Helb News : University Freshers Misses on Helb Loan

Helb News : University Freshers Misses on Helb Loan

In todays latest helb news 4th February 2022: More than 75,000 university freshmen have failed to get State loans after the Higher Education Loans Board (Helb) ran out of cash, setting them up for a tough life at the beginning of their studies.

Helb said the freshmen, who joined public universities in September, will have to wait till the Treasury offers it Sh3 billion for initial disbursement.

The majority of loan applicants come from poor households and require financial support from Helb to pay for their tuition and upkeep.

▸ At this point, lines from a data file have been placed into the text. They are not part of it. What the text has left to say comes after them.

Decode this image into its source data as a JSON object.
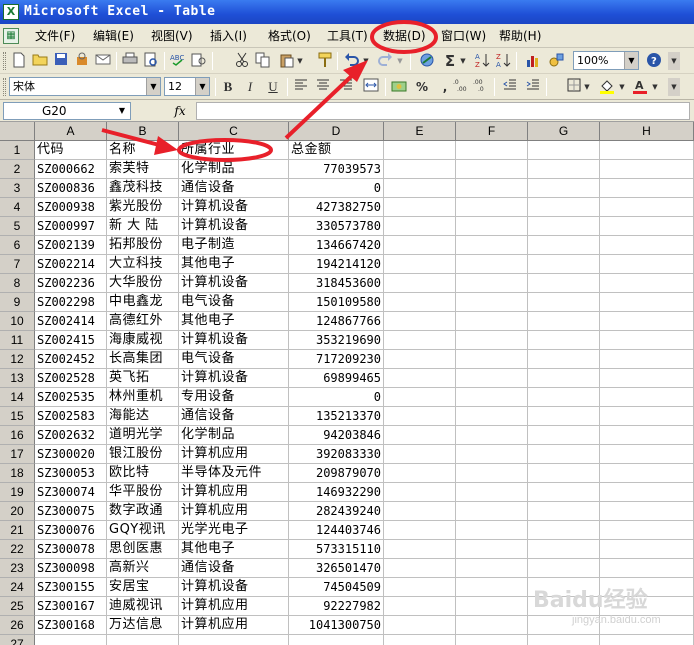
{
  "window": {
    "title": "Microsoft Excel - Table",
    "app_icon_glyph": "X"
  },
  "menubar": {
    "items": [
      {
        "label": "文件(F)"
      },
      {
        "label": "编辑(E)"
      },
      {
        "label": "视图(V)"
      },
      {
        "label": "插入(I)"
      },
      {
        "label": "格式(O)"
      },
      {
        "label": "工具(T)"
      },
      {
        "label": "数据(D)"
      },
      {
        "label": "窗口(W)"
      },
      {
        "label": "帮助(H)"
      }
    ]
  },
  "toolbar_standard": {
    "zoom": "100%",
    "icons": [
      "new-icon",
      "open-icon",
      "save-icon",
      "permission-icon",
      "email-icon",
      "print-icon",
      "print-preview-icon",
      "spelling-icon",
      "research-icon",
      "cut-icon",
      "copy-icon",
      "paste-icon",
      "format-painter-icon",
      "undo-icon",
      "redo-icon",
      "hyperlink-icon",
      "autosum-icon",
      "sort-ascending-icon",
      "sort-descending-icon",
      "chart-wizard-icon",
      "drawing-icon",
      "help-icon"
    ]
  },
  "toolbar_format": {
    "font": "宋体",
    "size": "12",
    "bold": "B",
    "italic": "I",
    "underline": "U",
    "percent": "%",
    "comma": ","
  },
  "formula_bar": {
    "name_box": "G20",
    "fx": "fx",
    "value": ""
  },
  "grid": {
    "columns": [
      "A",
      "B",
      "C",
      "D",
      "E",
      "F",
      "G",
      "H"
    ],
    "headers": [
      "代码",
      "名称",
      "所属行业",
      "总金额"
    ],
    "rows": [
      [
        "SZ000662",
        "索芙特",
        "化学制品",
        "77039573"
      ],
      [
        "SZ000836",
        "鑫茂科技",
        "通信设备",
        "0"
      ],
      [
        "SZ000938",
        "紫光股份",
        "计算机设备",
        "427382750"
      ],
      [
        "SZ000997",
        "新 大 陆",
        "计算机设备",
        "330573780"
      ],
      [
        "SZ002139",
        "拓邦股份",
        "电子制造",
        "134667420"
      ],
      [
        "SZ002214",
        "大立科技",
        "其他电子",
        "194214120"
      ],
      [
        "SZ002236",
        "大华股份",
        "计算机设备",
        "318453600"
      ],
      [
        "SZ002298",
        "中电鑫龙",
        "电气设备",
        "150109580"
      ],
      [
        "SZ002414",
        "高德红外",
        "其他电子",
        "124867766"
      ],
      [
        "SZ002415",
        "海康威视",
        "计算机设备",
        "353219690"
      ],
      [
        "SZ002452",
        "长高集团",
        "电气设备",
        "717209230"
      ],
      [
        "SZ002528",
        "英飞拓",
        "计算机设备",
        "69899465"
      ],
      [
        "SZ002535",
        "林州重机",
        "专用设备",
        "0"
      ],
      [
        "SZ002583",
        "海能达",
        "通信设备",
        "135213370"
      ],
      [
        "SZ002632",
        "道明光学",
        "化学制品",
        "94203846"
      ],
      [
        "SZ300020",
        "银江股份",
        "计算机应用",
        "392083330"
      ],
      [
        "SZ300053",
        "欧比特",
        "半导体及元件",
        "209879070"
      ],
      [
        "SZ300074",
        "华平股份",
        "计算机应用",
        "146932290"
      ],
      [
        "SZ300075",
        "数字政通",
        "计算机应用",
        "282439240"
      ],
      [
        "SZ300076",
        "GQY视讯",
        "光学光电子",
        "124403746"
      ],
      [
        "SZ300078",
        "思创医惠",
        "其他电子",
        "573315110"
      ],
      [
        "SZ300098",
        "高新兴",
        "通信设备",
        "326501470"
      ],
      [
        "SZ300155",
        "安居宝",
        "计算机设备",
        "74504509"
      ],
      [
        "SZ300167",
        "迪威视讯",
        "计算机应用",
        "92227982"
      ],
      [
        "SZ300168",
        "万达信息",
        "计算机应用",
        "1041300750"
      ]
    ],
    "row_numbers": [
      "1",
      "2",
      "3",
      "4",
      "5",
      "6",
      "7",
      "8",
      "9",
      "10",
      "11",
      "12",
      "13",
      "14",
      "15",
      "16",
      "17",
      "18",
      "19",
      "20",
      "21",
      "22",
      "23",
      "24",
      "25",
      "26",
      "27"
    ]
  },
  "annotation_color": "#e8202a",
  "watermark": {
    "brand": "Baidu经验",
    "sub": "jingyan.baidu.com"
  }
}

Most universities require full payment of a semester’s fees to admit students and delay in disbursement, therefore, risks forcing some freshmen to postpone their studies.

Helb executives on Thursday told Parliament that inadequate allocation and delayed release of cash by the Treasury had triggered the cash crunch amid rising defaults from former university students in the wake of the Covid-19 pandemic that triggered layoffs, business closures and a freeze in hiring.

“Right now we have 75,000 first-year students that are yet to be funded and we require Sh3 billion to process their applications,” Helb chief finance officer Mary Wachira told the National Assembly Committee on Education during the review of the national budget.

The delayed disbursement means that the first-year students will have to find alternative means of paying for their tuition, accommodation and upkeep as they await government funding.

Of the total loan disbursed, Sh8,000 is sent directly to the university as tuition fees and the balance to the beneficiary’s bank account in two equal tranches covering the first and second semesters.

But the average allocation has dropped from Sh43,000 to the current Sh37,000.

The cash crunch at the Treasury comes in a period when revenue collection has been hit by the effects of the pandemic amid increased budgetary requirements in an election year.

Loan defaulters have weakened Helb’s ability to support university and technical college students, prompting allocation cuts and increased reliance on the Treasury.

More than 100,000 former university students defaulted on their Helb loans at the peak of the Covid-19 pandemic.

This highlights the struggle faced by beneficiaries who were making repayments on the strength of their payslips and cash flow from their businesses for those in self-employment.

Helb is supposed to be a revolving fund in which beneficiaries who have completed studies pay back to support a fresh group of students.

This has, however, not been the case in an economic setting that is plagued by a hiring freeze on the back of sluggish corporate earnings.

Grace period

Lawmakers have been pushing to increase the grace period for Helb loans repayment to five years after graduation, to allow beneficiaries time to stabilise financially.

Currently, beneficiaries start repayment one year after completing studies or risk blacklisting with credit reference bureaus for defaulting. The short repayment period has been linked to the growing list of defaulters.

The beneficiaries are expected to clear their loans within four years, a pointer of how layoffs and freeze in hiring plans have hit young employees.

Helb has over the years struggled to meet rising demand for loans.

The number of government-sponsored students in public universities has grown at the fastest rate in four years as State funding neared the Sh42 billion mark.

Data from the Universities Funding Board (UFB) — the State agency that guides the allocation of cash for students— shows the population grew 23.2 percent to 324,182 in the year ending June from 271,446 last year.

Government funding for the students also hit a four-year high of Sh41.9 billion but still remains inadequate to cover the tuition costs.

Allocation to Helb from the Treasury jumped from Sh7.5 billion in 2015 to Sh15.2 billion, but it has failed to keep pace with rising students population.

The record rise is linked to the lowering of the entry grade to public universities to C+ for government-sponsored students five years ago.

This is the fastest growth rate in at least four years. The last time the growth was close to this high was a 19.4 percent rise in the year ended last June.

Kenya cut the minimum entry grade for government-sponsored students from B+ to C+ in 2016 in a bid to allow more students to pursue university education on State sponsorship.